GSW now stands at 68-8. The math is simple: Win the next five or six and they best the all-time record set by Michael Jordan and the Chicago Bulls in 1996. If they lose two out of six, they equal the record. Worse than that and it’s huge, huge disappointment for the defending champions.

Yesterday, when Steph Curry unleashed that 28-footer with 5.3 seconds left in the ballgame, we all believed it would land inside the hole. Wasn’t this the MVP who made six consecutive threes in the 3rd quarter?

Curry missed. He’s human. “Every one of them I think is going down,” said Curry. “But it didn’t.”

Golden State trailed most of the game. Although they converted on 20 three-point shots (imagine, that’s a total of 60 points), they committed too many errors (Curry alone made nine of the team’s 22 turnovers). Boston played well; they drove the lane often for uncontested lay-ups and played tough all throughout. They weren’t rattled, even if the Warriors had never lost at home the last 54 games (and 14 months).

The heartbreaking sequence involved Draymond Green: While he stole the ball from Amir Johnson with 30 seconds to go, in the next play (seven seconds later), it was his bad play that resulted in a steal by the same Amir Johnson.

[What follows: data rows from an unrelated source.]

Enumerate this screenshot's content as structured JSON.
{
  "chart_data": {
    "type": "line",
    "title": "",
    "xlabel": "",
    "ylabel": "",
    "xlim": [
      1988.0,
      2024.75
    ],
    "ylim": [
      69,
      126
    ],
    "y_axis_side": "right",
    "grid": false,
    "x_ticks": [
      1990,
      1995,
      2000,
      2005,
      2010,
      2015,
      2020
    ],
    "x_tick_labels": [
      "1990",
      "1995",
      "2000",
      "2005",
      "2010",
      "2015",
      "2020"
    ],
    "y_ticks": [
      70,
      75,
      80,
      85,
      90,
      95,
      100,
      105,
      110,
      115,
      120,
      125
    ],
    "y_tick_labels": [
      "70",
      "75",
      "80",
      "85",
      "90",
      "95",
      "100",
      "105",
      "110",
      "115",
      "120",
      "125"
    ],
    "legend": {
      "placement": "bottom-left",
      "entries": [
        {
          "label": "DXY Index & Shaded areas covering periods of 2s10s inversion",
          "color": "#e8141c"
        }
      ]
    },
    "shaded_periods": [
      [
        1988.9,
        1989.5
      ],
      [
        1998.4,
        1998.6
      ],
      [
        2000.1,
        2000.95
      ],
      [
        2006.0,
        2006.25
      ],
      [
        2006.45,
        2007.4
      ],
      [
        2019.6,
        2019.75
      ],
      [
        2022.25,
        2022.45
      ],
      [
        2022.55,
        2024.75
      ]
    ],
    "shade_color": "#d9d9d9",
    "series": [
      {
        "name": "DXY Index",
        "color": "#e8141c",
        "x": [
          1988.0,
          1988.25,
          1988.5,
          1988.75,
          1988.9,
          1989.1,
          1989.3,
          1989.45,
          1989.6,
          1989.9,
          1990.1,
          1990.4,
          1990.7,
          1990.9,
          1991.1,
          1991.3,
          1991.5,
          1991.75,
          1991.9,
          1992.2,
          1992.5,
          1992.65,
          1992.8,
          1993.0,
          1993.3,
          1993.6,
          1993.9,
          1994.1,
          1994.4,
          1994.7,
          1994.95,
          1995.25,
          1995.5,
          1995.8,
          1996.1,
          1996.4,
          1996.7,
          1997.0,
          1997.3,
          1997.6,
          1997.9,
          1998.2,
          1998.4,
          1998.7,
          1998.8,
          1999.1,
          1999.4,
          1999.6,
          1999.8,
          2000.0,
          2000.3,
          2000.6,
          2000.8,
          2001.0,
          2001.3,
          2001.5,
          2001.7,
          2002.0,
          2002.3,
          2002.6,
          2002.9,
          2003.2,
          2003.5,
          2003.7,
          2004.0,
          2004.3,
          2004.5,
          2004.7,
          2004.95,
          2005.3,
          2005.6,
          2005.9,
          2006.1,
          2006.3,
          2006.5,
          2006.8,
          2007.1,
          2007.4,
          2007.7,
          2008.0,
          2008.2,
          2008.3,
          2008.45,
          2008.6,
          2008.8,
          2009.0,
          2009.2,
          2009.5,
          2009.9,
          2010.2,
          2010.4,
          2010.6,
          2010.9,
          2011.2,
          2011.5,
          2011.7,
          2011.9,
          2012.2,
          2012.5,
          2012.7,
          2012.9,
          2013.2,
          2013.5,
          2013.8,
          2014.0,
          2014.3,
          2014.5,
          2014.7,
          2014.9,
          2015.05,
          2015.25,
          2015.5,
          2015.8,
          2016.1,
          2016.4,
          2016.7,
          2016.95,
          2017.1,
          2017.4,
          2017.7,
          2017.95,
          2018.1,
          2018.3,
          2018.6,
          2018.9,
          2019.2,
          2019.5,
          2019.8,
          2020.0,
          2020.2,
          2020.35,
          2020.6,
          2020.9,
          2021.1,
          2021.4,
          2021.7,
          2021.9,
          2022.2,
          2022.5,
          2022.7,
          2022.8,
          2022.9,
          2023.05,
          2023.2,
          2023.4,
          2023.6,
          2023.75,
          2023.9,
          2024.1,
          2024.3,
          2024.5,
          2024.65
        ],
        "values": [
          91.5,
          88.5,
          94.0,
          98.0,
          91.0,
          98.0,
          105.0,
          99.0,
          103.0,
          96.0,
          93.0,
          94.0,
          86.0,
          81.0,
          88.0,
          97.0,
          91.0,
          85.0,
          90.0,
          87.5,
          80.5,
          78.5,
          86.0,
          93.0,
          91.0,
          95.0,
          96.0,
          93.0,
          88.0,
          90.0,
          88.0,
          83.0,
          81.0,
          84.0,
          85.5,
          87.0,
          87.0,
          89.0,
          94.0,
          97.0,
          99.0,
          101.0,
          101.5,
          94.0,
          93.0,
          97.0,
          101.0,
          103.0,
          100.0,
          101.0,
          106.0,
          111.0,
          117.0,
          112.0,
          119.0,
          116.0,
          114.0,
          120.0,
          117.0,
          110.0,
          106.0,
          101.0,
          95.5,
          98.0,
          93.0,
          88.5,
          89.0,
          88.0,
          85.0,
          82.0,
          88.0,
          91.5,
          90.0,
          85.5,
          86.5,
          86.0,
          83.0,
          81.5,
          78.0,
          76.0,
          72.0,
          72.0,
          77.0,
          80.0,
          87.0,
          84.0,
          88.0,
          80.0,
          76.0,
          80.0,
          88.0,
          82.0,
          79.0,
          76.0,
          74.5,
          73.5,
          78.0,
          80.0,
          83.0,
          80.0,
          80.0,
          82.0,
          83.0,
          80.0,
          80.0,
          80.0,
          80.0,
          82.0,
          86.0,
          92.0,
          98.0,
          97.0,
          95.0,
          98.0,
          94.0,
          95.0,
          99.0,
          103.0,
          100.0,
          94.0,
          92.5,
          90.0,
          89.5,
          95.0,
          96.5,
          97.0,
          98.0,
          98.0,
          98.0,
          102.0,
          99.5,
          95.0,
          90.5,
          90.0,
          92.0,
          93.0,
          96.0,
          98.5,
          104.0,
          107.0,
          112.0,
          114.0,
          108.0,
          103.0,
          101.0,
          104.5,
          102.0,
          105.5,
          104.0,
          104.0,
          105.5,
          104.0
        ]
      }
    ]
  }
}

You know the saying of marathon runners? The toughest part of the 42K is the last kilometer. It’s the same for this Californian squad. As the media questions intensify and as the world’s eyes zoom towards their history-shattering feat, the pressure rises. The opponents possess an I-have-nothing-to-lose mentality while the Warriors have everything to lose.

Six games remain and every one of those six meetings is crucial for GSW. What’s their schedule like? They play their next three at home (in Philippine time: against Portland on Monday, versus Minnesota on Wednesday, and against San Antonio on Friday) before a two-game road trip that takes them to Memphis (next Sunday) and San Antonio (next Monday) as they cap off the regular season with a final Oracle Arena game against Memphis.

The game against Portland tomorrow is all-important. Remember that the Blazers was one of a handful of teams to have defeated the Warriors. This was last Feb. 19 when GSW lost by 32 points. And, in that game, while Steph made 31, his nemesis Damian Lillard scored 51. The consolation for the Warriors: they lost that game not at home but at the Moda Center. Expect the Splash Brothers to avenge that defeat and their loss yesterday with a W tomorrow.

In GSW’s remaining six outings, we know which two are most pivotal: against the Spurs. And you know what the Warriors are hoping for? That coach Gregg Popovich will rest the starters. One player thinks this will happen.

“I think no one will play (against the Warriors),” said Tony Parker, in a recent French radio show. “To Pop, the most important thing is that the players are rested for the playoffs… We are sure we will be the second seed and we can all rest before the playoffs.”

If this happens (and given that they play four of the six at home), chances are that the Warriors will break the record. For sure, NBA fans worldwide will be glued to the internet or the TV to follow GSW’s finale.

What’s next? The playoffs, beginning April 16. For now, Steph Curry is compiling incredible numbers. One of those amazing stats is this: He’s averaging exactly 30.0 points per game. And you know his jersey number, right? What accuracy!